La delegazione gardesana del fondo, presieduta da Walter Romagnoli, organizza infatti per domani e domenica visite guidate a tre siti archeologici di Padenghe: la villa romana, la chiesetta di Sant’Emiliano e il castello medievale.
Il Fai, lo ricordiamo, promuove da tempo alle istituzioni un progetto di istituzione di un parco archeologico che comprenda tutti e tre i siti: sono tra loro culturalmente omogenei, fisicamente vicini e collocati in un’area a elevata vocazione per quanto riguarda il turismo culturale.
Sostenitori e partecipanti
E in questa direzione, il fondo ha trovato l’adesione della parrocchia, del Comune, della Provincia e della Regione.
Ovviamente il tutto è condizionato dal parere favorevole delle Sovrintendenze.

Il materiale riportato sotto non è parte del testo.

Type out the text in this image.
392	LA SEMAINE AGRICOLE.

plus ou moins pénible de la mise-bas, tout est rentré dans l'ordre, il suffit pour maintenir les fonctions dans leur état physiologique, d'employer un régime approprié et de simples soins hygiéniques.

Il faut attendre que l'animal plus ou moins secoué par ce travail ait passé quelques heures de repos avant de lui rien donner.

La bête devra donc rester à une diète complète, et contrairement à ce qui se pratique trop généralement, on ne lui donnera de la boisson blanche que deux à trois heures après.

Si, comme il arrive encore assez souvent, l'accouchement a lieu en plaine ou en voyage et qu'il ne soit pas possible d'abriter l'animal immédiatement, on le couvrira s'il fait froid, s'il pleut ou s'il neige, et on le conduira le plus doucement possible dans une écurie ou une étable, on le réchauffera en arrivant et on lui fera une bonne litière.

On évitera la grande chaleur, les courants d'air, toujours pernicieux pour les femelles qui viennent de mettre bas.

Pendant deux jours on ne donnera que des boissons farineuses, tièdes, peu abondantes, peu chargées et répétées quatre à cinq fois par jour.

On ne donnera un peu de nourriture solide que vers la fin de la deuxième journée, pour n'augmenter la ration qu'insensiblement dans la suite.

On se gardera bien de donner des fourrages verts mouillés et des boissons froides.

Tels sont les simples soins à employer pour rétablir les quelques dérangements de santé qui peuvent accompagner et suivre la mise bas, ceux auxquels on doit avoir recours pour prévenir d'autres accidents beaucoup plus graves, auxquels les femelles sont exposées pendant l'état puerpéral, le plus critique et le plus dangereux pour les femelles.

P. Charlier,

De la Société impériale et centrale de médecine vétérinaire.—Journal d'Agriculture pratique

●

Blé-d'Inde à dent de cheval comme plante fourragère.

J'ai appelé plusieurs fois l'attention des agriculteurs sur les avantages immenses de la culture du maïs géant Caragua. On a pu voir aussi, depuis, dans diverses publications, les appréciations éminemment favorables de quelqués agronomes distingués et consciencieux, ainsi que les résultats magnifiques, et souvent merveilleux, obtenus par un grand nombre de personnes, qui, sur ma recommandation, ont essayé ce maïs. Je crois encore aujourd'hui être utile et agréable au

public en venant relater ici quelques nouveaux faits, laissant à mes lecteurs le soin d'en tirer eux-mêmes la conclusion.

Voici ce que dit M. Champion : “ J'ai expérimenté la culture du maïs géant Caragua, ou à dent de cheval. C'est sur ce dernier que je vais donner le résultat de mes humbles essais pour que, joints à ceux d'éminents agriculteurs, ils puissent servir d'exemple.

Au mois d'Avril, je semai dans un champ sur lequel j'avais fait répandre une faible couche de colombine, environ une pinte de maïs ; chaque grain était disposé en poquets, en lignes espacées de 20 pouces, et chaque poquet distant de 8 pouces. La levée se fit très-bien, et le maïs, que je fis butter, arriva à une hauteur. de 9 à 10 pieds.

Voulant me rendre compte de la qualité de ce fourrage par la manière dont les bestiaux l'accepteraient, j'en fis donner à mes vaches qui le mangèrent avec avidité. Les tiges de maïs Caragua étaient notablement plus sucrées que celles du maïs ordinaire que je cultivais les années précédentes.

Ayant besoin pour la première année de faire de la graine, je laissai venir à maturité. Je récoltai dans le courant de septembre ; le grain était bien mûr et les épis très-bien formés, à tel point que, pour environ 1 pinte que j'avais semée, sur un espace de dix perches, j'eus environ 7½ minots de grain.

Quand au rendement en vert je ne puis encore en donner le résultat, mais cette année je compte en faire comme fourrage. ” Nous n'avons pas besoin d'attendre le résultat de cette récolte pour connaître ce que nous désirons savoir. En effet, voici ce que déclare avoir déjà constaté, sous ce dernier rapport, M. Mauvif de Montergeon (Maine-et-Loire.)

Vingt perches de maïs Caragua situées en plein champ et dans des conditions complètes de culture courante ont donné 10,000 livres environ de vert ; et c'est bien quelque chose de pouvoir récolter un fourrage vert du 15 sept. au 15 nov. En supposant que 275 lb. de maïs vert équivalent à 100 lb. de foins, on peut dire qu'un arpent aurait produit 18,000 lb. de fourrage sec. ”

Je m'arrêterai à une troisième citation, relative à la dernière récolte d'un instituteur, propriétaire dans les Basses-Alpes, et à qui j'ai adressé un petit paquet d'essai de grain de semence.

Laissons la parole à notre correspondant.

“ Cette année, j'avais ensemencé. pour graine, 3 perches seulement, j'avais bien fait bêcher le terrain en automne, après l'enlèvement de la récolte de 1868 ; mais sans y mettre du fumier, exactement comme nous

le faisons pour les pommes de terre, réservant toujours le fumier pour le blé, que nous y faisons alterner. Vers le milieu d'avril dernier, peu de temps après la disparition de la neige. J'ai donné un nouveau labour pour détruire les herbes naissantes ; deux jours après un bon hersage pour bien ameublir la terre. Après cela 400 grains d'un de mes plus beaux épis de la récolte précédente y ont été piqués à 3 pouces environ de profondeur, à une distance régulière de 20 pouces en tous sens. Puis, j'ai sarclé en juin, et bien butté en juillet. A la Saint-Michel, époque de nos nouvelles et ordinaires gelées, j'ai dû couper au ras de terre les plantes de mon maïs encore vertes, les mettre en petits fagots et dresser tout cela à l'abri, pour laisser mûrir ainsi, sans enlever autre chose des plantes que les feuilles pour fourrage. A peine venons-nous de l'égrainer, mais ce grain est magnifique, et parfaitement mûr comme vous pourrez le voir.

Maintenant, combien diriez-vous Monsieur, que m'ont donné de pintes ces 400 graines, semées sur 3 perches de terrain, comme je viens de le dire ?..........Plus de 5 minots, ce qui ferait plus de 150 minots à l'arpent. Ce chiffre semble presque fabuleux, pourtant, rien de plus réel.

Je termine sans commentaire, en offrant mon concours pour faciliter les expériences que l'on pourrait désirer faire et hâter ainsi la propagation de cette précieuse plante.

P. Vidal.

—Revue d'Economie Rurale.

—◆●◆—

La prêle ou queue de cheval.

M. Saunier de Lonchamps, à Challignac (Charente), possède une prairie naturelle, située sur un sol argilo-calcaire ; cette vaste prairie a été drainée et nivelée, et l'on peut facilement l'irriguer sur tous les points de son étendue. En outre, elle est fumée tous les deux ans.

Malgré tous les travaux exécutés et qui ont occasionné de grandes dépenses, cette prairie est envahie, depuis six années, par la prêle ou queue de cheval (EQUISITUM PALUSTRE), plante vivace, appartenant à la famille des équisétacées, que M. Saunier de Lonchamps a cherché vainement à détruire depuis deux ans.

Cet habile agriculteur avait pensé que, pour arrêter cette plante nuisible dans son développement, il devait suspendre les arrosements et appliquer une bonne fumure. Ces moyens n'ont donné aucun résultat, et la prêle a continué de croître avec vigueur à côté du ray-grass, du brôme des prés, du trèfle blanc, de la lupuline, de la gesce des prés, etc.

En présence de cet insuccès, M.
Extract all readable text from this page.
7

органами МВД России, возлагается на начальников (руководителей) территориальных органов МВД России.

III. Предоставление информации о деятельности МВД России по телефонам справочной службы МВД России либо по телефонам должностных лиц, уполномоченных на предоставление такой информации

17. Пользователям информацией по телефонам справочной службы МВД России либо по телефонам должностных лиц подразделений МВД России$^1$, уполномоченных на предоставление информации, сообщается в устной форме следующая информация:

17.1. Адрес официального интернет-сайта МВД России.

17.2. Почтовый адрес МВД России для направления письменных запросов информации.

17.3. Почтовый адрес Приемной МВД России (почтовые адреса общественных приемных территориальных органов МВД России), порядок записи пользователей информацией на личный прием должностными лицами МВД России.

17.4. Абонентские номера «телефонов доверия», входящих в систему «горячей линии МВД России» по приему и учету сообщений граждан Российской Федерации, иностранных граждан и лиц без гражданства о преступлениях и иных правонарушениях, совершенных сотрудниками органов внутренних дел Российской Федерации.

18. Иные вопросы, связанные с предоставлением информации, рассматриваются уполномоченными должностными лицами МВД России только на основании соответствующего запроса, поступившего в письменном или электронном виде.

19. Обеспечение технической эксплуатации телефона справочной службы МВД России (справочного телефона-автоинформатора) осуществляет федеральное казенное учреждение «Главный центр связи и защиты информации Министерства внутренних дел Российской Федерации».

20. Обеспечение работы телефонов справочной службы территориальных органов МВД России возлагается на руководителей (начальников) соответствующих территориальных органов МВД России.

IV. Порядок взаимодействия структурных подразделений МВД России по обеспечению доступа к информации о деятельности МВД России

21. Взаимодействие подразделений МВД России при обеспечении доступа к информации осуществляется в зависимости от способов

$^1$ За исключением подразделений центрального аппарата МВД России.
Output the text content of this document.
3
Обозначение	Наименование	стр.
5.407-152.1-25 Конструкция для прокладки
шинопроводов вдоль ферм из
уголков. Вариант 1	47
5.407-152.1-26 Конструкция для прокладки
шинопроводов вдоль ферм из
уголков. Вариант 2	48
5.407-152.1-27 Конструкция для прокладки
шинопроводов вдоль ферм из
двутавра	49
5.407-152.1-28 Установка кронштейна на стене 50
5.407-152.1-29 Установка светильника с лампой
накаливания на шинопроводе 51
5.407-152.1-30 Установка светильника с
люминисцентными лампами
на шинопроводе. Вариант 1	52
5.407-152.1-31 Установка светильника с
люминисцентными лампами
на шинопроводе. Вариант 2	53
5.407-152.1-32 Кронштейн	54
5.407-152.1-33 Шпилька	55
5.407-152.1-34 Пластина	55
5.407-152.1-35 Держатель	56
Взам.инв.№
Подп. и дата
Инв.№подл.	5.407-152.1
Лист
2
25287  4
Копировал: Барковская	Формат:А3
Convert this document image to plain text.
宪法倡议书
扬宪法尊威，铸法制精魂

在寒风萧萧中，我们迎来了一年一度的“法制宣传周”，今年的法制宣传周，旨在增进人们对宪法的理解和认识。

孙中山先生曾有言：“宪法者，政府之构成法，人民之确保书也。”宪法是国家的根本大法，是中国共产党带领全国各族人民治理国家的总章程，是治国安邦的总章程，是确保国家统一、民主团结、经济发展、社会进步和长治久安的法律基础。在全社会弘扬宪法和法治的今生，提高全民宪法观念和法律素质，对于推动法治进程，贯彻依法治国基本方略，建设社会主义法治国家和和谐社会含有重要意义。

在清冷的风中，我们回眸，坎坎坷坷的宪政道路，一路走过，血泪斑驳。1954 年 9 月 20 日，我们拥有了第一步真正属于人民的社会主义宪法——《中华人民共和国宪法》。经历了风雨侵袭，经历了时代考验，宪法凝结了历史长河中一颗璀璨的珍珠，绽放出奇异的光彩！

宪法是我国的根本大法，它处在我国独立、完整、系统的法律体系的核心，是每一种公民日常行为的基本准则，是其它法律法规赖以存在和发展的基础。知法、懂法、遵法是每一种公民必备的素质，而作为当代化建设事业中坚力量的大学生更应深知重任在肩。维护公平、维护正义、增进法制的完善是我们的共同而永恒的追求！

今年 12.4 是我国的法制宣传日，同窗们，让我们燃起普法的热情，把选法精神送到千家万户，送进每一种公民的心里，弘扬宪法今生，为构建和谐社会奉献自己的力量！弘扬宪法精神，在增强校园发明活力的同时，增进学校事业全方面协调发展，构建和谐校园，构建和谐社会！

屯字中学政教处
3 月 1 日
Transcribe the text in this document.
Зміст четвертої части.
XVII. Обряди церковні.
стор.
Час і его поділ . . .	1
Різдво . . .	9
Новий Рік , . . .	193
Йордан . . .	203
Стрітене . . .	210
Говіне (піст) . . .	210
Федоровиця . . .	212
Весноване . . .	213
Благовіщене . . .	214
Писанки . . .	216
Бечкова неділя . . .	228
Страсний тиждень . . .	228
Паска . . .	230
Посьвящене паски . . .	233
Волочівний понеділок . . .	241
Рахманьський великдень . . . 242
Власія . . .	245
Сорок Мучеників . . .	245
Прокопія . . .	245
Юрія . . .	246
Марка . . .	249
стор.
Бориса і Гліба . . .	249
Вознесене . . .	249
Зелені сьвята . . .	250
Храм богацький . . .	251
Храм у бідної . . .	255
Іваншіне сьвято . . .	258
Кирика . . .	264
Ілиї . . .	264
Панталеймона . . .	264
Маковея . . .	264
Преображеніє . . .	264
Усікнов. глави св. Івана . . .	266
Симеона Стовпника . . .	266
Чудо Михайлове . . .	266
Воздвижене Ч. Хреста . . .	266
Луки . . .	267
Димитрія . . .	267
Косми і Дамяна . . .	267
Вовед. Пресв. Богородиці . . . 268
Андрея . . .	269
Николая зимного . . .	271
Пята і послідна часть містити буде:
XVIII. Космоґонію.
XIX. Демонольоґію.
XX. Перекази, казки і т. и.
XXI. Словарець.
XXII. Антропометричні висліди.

Comunque, dicevamo, domani e domenica saranno possibili visite guidate che vedranno in veste di ciceroni gli studenti della scuola media di Padenghe e i giovani del Rotaract di Salò e Desenzano, che hanno spontaneamente offerto la loro collaborazione.
Eventi e collaborazioni
Nel pomeriggio di domenica, a partire dalle 15 nella chiesa di Sant’Emiliano e sul sagrato, si svolgeranno alcuni eventi celebrativi che vedranno come protagonisti i ragazzi: vestiti con costumi d’epoca proporranno canti e musiche.
Quanto al progetto del parco archeologico, hanno già garantito la disponibilità a collaborare personalità del mondo scientifico come il professor Quaglia, che ha già preparato un plastico dell’antica chiesetta che descrive non solo la ristrutturazione e il recupero di alcuni affreschi del ’500, ma anche di realizzare un piccolo museo tematico, una biblioteca a indirizzo ecclesiastico e alcuni locali di meditazione.